Labour, it is fair to say, is having some problems at present. Bitter infighting, a leader who has decided that parliamentary democracy and the rules that go with it are not his cup of tea, talk of a split – why not throw in the launch of a long awaited report on the Iraq war that will stir the pot even more? You have to wonder if this is exactly what Cameron and Osborne had in mind when they set the date of the report’s release.
At 2.6 million words, the final Chilcot report is twice as long as A La Recherce Du Temps Perdu. In a report of that length, anyone coming at the Iraq War from any angle whatsoever will have something to take from it that suits their narrative – and already this has been on display. Fair enough, but the problem for Labour is that right at a time when it has so many forces pulling it apart, here comes something else to help that along.
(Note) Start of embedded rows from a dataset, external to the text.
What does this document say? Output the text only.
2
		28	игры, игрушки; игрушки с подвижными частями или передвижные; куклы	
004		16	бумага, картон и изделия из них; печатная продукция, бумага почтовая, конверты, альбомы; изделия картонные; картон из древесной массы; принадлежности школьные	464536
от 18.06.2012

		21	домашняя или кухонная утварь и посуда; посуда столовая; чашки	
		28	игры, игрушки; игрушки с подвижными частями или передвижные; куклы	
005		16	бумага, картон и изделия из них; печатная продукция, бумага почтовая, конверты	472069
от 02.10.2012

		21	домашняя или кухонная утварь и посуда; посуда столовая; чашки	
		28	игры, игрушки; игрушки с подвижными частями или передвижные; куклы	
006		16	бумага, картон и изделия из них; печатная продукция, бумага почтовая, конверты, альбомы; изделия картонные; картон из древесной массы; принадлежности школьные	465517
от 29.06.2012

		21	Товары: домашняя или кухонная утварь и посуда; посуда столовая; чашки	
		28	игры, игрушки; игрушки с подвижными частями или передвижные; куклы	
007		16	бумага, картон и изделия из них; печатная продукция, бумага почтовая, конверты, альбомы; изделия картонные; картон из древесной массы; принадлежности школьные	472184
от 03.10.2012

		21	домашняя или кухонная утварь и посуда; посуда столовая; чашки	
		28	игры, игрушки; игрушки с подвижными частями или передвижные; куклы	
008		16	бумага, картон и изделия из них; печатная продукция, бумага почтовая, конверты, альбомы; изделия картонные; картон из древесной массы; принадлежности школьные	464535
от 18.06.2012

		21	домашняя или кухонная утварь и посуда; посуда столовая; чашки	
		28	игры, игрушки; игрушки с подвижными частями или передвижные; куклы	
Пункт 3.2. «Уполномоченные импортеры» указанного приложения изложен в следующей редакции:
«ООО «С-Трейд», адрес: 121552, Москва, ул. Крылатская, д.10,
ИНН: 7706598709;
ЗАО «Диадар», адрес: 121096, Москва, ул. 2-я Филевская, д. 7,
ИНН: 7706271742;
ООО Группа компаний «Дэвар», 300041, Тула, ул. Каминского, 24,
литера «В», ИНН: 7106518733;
I was against the Iraq War from the start – most of the reasons I was against it bear up to the scrutiny of time: I thought it would destabilise the region, stir up Shia-Sunni problems, and seemingly discredit the idea of liberal interventionism completely. Great, I was right about all of that. But it was thirteen years ago. The Left needs to stop seeing everything through the lens of Iraq and think about something else for a change.
For instance, this witch hunt against Tony Blair. If Blair was hauled before a tribunal and done for war crimes, would the Left feel like it was justice received and then move on? I really doubt it. I don’t think there would be satisfaction until all of the “Blairites” – and by that I mean actual Blairites, Brownites, the Soft Left, the right of the Labour Party, any portion of the Labour Party that doesn’t like Corbyn, i.e. most of it – were hauled in front a jury.
This is a useless fight for the entire energy of the left of centre to engage itself in. While the Tories dust themselves off from the Brexit crisis and converge around a new leader, the centre-left is about to tear itself to pieces further, this time over something that happened more than a decade ago.
Iraq shouldn’t have happened. Fine, use the Chilcot report’s release to vent. But does the Labour Party really want the timing of the Iraq Inquiry to decide its future all on its own? And do the Lib Dems want to continue flogging a thirteen year old horse? Scariest of all is this idea that we should somehow make it harder for a prime minister to make judgements on national security. So because Blair abused his office a long time ago, we should now revoke prime ministerial privilege to protect the country? There could well be a day we live to regret such a decision.
This all comes during a day, yesterday I mean, in which Jeremy Corbyn essentially destroyed not only the Labour Party in the current sense, but the very idea of the Labour Party as a concept. Oh dear.
Matt (Bristol) says
“You have to wonder if this is exactly what Cameron and Osborne had in mind when they set the date of the report’s release.”
I find it hard not to say — of course it is.
Tell me why this wasn’t planned to be to the referendum debate what EVEL was to the Scottish referendum? – a divide and rule distraction after a difficult campaign that would prevent English criticism of the Tories and weaken Labour.
And it would have probably worked that way whether Remain or Leave had won.